Katsianis et al. 2020	2020	3,200	Katsianis et al. (2020)
ArqueoData	2021	800	Alcántara (2021)
caribbean-14C	2021	2,100	Riris (2021)
Near East Radiocarbon Dates (NERD)	2021	11,000	Palmisano et al. (2022b)
NeoNet	2021	2,500	Huet et al. (2022); Huet et al. (2024)
Kim et al. 2021	2021	900	Kim, Lee, and Crema (2021)
Cochrane et al. 2021	2021	100	Cochrane, Rieth, and Filimoehala (2021)
Aotearoa New Zealand Radiocarbon Databas	2022	4,100	Petchey et al. (2022)
Archive of Italian Radiocarbon Dates (AIDA)	2022	4,000	Palmisano et al. (2022a)
p3k14c	2022	179,700	Bird et al. (2022)
Torres StraitRadiocarbon Database	2022	300	Linnenlucke et al. (2023)
14Canarias	2023	700	Pardo-Gordó et al. (2023)
Hoebe et al. 2023	2023	6,500	Hoebe, Peeters, and Arnoldussen (2023)
Bolivian Radiocarbon Database	2023	3,000	Capriles (2023)
An Annotated Compilation of Chronometric Dates for the Middle-UpperPalaeolithic Transition (45-30 ka BP) in Northern Iberia (Spain)	2023	200	Díaz-Rodríguez et al. (2023)
Großman et al. 2023	2023	3,400	Großmann, Weinelt, and Müller (2023)
Datations absolues, Inventaires archéologiques et Bibliographies en Afrique Centrale	2023	1,800	Clist, Denbow, and Lanfranchi (2023)
Updated Peru archaeological radiocarbon database	2024	500	Rademaker (2024)
Banque Nationale de Données Radiocarbone pour l’Europe et le Proche Orient	—	—	“Banque Nationale de Données Radiocarbone (BANADORA)” (n.d.)
Oxford Radicoarbon Accelerator Unit database	—	8,500	Gillespie et al. (1984); Bronk Ramsey et al. (2009)
Egyptian Radiocarbon Database	—	1,600	Bronk Ramsey et al. (2010); Dee et al. (2012); Dee et al. (2013)
NERC Radiocarbon Facility	—	6,100	Garnett et al. (2023)
Abu Dhabi Islands Archaeological Survey Radiocarbon Database	—	100	Al-Abyadh-Balghelam-Dalma-Jebel, Dhanna-Marawah-Marawah, and Yas (n.d.)
Royal Institute for Cultural Heritage web based Radiocarbon database	—	7,300	Van Strydonck and De Roock (n.d.)
La base de dades radiocarbòniques de Catalunya	—	—	Barceló Álvarez, Bogdanović, and Capuzzo (2013)

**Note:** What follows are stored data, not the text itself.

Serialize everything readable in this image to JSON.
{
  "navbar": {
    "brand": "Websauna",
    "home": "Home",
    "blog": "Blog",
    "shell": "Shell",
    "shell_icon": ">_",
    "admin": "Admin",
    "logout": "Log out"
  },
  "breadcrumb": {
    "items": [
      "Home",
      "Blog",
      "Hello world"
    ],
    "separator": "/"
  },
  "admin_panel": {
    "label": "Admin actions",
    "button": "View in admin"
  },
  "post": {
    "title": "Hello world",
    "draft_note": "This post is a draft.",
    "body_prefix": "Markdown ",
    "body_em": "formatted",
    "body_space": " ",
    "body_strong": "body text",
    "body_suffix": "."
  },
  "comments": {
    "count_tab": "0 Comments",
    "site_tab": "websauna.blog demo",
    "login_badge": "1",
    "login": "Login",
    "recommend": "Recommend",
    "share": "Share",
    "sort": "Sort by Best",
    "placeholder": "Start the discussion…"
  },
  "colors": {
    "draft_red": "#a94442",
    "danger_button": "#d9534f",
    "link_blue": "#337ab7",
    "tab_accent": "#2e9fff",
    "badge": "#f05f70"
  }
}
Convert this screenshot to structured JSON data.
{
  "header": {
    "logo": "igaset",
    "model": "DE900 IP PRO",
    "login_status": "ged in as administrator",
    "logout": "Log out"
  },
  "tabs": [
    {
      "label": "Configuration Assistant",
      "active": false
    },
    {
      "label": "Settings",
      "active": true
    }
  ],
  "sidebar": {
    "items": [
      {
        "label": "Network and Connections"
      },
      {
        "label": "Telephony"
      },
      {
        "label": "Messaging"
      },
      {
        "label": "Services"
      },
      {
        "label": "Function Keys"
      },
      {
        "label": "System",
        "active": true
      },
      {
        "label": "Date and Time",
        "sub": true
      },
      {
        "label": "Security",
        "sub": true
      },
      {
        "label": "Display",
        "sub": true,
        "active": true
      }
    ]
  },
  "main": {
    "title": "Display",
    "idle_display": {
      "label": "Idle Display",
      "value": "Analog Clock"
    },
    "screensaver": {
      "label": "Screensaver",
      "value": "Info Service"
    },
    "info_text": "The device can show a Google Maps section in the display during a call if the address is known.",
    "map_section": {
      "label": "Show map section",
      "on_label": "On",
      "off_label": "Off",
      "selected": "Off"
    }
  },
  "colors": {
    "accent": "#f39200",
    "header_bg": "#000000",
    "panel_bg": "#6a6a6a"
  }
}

The number of available compilations has increased significantly since around 1995 (Figure 1). The first generation came around the turn of the century and consists mostly of online databases with a web frontend. These include some databases operated by radiocarbon labs, for example the Oxford Radiocarbon Lab (ORAU) and the Belgian Royal Institute for Cultural Heritage (KIK-IRPA) and essentially represent a continuation of their date lists in a digital format. The majority, however, were compiled from the literature by individual researchers interested in a particular region and/or period. Notable early examples include ANDES 14C in 1994 (Central Andes;Michczyński et al. 1995), CARD (Canada;Gajewski et al. 2011) and RADON (Europe;Raetzel-Fabian 1999) in 1999, and CANEW in 2001 (Near East;Reingruber and Thissen 2005). From 2010, coinciding with broader shifts in scientific publishing (Tenopir et al. 2011), it became more common to publish standalone ‘open data’ products in the form of journal supplements, archives in repositories and/or data papers; the Journal of Open Archaeology Data, launched in 2012, has been a prominent venue for this latter category. Most recently there has been a trend towards providing version-controlled plain text data via platforms such as GitHub, reflecting the broader adoption of these tools amongst computational archaeologists over the last decade (Batist and Roe 2024). The shift from online databases towards more static but more preservable open data products is welcome, given how many databases from the first generation have subsequently ceased to be accessible. Version-controlled repositories are particularly well-suited to data compilation projects because they allow for continued updates whilst still providing snapshot ‘releases’ that are citeable and can be archived in long-term repositories.

Figure 1 

Cumulative number of radiocarbon compilations published since 1995.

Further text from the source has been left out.